By Dean Dettloff, Research and Advocacy Officer
Today, on the feast of St. Francis of Assisi and the opening of the Synod on Synodality, Pope Francis released a new apostolic exhortation entitled Laudate Deum, or “Praise God,” a follow-up to his landmark 2015 encyclical on the environment, Laudato Si’.
Both frustrated and hopeful, Pope Francis writes in Laudate Deum that “with the passage of time, I have realized that our responses have not been adequate, while the world in which we live is collapsing and may be nearing the breaking point.”2 Development and Peace ― Caritas Canada welcomes the pope’s challenging words, urging us once again to answer the cry of the Earth and the cry of the poor.
Damage and causes
“Some effects of the climate crisis are already irreversible, at least for several hundred years,”15 writes Pope Francis, adding that “we are now unable to halt the enormous damage we have caused. We barely have time to prevent even more tragic damage.”16
Humans are the origin of our accelerated climate change, says Pope Francis, although the responsibility is not equally shared.
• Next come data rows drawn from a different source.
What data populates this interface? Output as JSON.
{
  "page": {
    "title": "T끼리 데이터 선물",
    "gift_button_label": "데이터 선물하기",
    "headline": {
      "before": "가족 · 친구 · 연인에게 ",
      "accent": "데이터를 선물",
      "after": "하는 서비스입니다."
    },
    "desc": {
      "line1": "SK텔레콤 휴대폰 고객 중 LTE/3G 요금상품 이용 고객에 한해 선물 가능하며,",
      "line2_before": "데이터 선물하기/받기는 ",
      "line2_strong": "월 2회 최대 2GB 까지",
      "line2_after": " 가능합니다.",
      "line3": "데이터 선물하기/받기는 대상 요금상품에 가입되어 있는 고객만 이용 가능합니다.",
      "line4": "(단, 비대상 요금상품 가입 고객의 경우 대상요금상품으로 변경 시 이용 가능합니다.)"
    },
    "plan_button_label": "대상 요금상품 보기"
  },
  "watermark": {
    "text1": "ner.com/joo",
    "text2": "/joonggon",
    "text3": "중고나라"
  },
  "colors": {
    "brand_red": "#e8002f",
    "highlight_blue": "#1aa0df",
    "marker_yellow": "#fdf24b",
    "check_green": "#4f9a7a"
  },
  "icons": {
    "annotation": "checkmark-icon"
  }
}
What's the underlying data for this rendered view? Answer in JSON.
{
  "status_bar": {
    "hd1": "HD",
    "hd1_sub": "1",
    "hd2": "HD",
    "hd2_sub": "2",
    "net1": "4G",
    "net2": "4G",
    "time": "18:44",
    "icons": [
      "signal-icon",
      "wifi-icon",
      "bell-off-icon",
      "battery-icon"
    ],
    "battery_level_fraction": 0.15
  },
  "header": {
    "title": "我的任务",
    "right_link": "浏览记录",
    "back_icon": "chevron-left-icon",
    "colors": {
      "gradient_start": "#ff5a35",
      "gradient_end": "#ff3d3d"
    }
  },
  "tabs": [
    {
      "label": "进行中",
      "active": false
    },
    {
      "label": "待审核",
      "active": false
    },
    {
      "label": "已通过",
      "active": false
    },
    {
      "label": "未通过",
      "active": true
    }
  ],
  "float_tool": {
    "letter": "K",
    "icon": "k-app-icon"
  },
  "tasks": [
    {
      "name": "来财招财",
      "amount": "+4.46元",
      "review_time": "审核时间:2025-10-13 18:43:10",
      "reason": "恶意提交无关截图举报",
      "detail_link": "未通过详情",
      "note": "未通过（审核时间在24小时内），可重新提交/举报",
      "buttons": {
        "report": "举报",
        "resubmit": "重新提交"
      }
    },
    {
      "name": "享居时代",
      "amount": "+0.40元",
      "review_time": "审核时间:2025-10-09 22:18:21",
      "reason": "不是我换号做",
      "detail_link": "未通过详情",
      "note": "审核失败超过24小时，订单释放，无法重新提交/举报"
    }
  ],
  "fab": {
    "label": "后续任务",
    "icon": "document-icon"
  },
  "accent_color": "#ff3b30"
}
The pope chastises world leaders who have been slow and even resistant in making the kinds of significant transformations that must be made to ensure a future fit for human life. Poor people and nations are sometimes wrongly blamed or criticized despite contributing very little to greenhouse gas emissions, especially compared to per capita emissions in wealthy nations.
“Regrettably,” the pope writes, “the climate crisis is not exactly a matter that interests the great economic powers, whose concern is with the greatest profit possible at minimal cost and in the shortest amount of time.”13
Laudate Deum presents a sober and stark picture of what is happening to our common home. Yet Pope Francis remains hopeful. “To say that there is nothing to hope for would be suicidal, for it would mean exposing all humanity, especially the poorest, to the worst impacts of climate change,”53 he writes.
Pope Francis therefore encourages international bodies to engage in a deeper multilateral means of making binding decisions with real consequences. Aware of the failure of these bodies to do so in the last eight years, Francis also highlights the importance of civil society actors. “The demands that rise up from below throughout the world, where activists from very different countries help and support one another, can end up pressuring the sources of power.”38
As the Catholic movement for international solidarity in Canada, Development and Peace ― Caritas Canada has a unique role to play in amplifying and connecting these demands from below.
Looking to COP28
For his part, Pope Francis has applied pressure of his own on those in places of power. In December, world leaders will gather in Dubai for the 28th Conference of Parties discussing climate change. “If there is sincere interest in making COP28 a historic event that honours and ennobles us as human beings, then one can only hope for binding forms of energy transition that meet three conditions: that they be efficient, obligatory and readily monitored. This, in order to achieve the beginning of a new process marked by three requirements: that it be drastic, intense and count on the commitment of all.”59
Laudate Deum has issued a challenge to world leaders, and to all of us, to build a world of environmental solidarity. As members of Development and Peace ― Caritas Canada, working with our partners, we are determined to meet it.